If you mention Costa Rica to a fisherman, his response will probably be a knowing nod. The area’s calm waters and rich big-game fishing are hard to beat. State-of-the-art sportfishermen, motoryachts and megayachts fill the marina, which opened in 2001.
The full-service marina includes diesel mechanics, storage for small craft and a complete marine store, and serves as one of the few diesel-fuel stops for recreational boaters, according to Cooper. Many yacht owners have taken a liking to Los Sueños-many have deemed the area a welcome change from Mexico and Venezuela-since Costa Rica presents no compromises in fishing or amenities, and offers a lot less wind. Those who hesitate to reserve may find themselves on an ever-growing waiting list for dockage.
Some owners send their 50-plus-foot fishing platforms through the Panama Canal or down the Mexican coast on their own bottom. Still others transport their boats, some smaller than 50 feet, from Ft. Lauderdale or Ensenada on a semi-submersible yacht carrier owned by Dockwise Yacht Transport. The boats are offloaded in Golofito, an easy trip to Playa Herradura.

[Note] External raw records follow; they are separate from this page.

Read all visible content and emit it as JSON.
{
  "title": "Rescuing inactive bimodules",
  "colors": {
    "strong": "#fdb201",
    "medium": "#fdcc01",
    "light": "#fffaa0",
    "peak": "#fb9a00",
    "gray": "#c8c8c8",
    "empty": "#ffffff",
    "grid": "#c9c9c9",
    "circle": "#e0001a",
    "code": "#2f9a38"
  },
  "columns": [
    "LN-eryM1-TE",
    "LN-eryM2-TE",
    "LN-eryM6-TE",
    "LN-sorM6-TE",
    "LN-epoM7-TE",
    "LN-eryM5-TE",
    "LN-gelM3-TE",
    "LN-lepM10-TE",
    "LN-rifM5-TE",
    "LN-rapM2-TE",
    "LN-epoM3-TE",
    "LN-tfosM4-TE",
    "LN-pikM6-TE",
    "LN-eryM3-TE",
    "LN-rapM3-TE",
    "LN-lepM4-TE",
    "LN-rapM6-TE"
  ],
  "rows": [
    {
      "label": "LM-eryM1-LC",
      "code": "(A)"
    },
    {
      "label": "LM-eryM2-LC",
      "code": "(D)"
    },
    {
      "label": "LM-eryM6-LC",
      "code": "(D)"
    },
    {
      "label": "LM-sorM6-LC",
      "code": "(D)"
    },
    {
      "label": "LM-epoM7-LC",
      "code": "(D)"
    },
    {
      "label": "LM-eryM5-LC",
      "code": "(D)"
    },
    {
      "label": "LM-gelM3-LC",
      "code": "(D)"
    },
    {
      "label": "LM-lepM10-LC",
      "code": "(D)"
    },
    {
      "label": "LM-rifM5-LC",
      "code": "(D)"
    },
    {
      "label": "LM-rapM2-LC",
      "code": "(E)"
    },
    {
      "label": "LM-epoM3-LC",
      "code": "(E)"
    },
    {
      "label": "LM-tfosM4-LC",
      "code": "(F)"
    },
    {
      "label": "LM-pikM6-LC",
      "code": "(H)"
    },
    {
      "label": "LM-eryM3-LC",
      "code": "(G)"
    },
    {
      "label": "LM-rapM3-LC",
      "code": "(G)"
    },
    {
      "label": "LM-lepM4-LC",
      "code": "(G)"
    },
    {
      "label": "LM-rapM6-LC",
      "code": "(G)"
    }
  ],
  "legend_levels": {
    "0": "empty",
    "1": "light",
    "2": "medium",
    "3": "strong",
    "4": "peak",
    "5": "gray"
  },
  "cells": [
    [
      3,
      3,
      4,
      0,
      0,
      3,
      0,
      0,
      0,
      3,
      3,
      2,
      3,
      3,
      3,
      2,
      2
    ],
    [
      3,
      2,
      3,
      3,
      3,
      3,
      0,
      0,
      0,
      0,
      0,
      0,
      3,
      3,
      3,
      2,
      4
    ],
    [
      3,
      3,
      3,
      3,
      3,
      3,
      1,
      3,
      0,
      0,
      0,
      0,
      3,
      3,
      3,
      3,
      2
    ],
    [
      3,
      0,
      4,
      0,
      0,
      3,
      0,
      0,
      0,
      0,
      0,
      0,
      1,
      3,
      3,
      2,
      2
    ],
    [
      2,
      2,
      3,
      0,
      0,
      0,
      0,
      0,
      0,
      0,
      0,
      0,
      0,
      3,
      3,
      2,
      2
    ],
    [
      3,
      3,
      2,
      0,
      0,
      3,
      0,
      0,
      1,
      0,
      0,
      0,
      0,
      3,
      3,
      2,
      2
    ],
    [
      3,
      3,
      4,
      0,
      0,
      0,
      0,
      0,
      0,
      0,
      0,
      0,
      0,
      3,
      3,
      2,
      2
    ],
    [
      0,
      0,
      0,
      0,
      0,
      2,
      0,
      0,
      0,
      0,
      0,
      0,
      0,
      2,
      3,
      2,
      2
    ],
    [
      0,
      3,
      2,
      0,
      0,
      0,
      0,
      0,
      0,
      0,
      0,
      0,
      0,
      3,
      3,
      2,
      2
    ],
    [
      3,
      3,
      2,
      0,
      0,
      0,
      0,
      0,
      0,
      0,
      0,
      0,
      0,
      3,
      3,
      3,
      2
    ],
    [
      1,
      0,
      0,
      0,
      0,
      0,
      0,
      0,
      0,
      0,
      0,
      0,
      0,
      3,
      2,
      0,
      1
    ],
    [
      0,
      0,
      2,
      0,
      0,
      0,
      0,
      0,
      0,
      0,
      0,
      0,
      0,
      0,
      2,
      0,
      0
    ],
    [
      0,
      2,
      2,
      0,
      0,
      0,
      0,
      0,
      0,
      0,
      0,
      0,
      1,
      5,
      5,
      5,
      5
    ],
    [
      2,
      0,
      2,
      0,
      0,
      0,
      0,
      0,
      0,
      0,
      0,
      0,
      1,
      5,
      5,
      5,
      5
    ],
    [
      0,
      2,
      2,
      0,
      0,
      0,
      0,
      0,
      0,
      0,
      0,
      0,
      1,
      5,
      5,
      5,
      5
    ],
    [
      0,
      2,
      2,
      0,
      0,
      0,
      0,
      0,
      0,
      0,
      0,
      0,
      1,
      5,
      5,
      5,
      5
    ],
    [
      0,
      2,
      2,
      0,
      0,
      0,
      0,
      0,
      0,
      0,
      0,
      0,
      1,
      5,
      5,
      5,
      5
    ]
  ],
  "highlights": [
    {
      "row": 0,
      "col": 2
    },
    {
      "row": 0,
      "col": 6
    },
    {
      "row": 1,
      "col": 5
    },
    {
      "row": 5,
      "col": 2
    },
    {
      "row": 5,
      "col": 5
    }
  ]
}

Some have purchased new Cabo yachts from Central America Yacht Sales, an on-site dealership, and keep the boats at Los Sueños year-round. The dealership has even created a special open model, the Los Sueños Edition, which has no windshield, and special rails and trim.
Many visiting anglers leave their boats at home and charter once they arrive, according to Joe Alisco at Costa Rica Dreams Sport Fishing. From January to April, Costa Rica offers excellent marlin, sailfish and rooster fishing. Most venture 25 to 40 miles offshore for the pelagics. The charter operation owns a small fleet of modern fishing boats and manages 15 additional boats. Center-console models are available for inshore fishing. An eight-hour day, including lunch, costs $800.
The town nearest the resort is Jacó, a few miles away. Local taxis are abundant, and the American greenback is readily accepted. The cheapest fare from the hotel to Jacó I could wrangle was five bucks. Jacó is best described as a funky surf village filled with American expatriates. A solitary road is braced by restaurants, guesthouses, a few bars, and storefronts selling trinkets and T-shirts. Behind this row of activity is a miles-long beach, as wide as a football field, composed of a dark substance resembling something between soil and sand. Here, locals, travelers and the occasional stray pooch stroll and watch the amateur surfers, while those in the know venture a short distance from town to a beach with bigger waves.
Perhaps the finest souvenir you can bring home, apart from fond memories or the title to a luxurious Los Sueños villa, is available at Mas o Menos supermarket. For two bucks, you can pick up a bag of the finest coffee you have ever tasted.
Like the coffee, Costa Rica is at once robust and mellow. You won’t be satisfied by just one cup-or just one visit.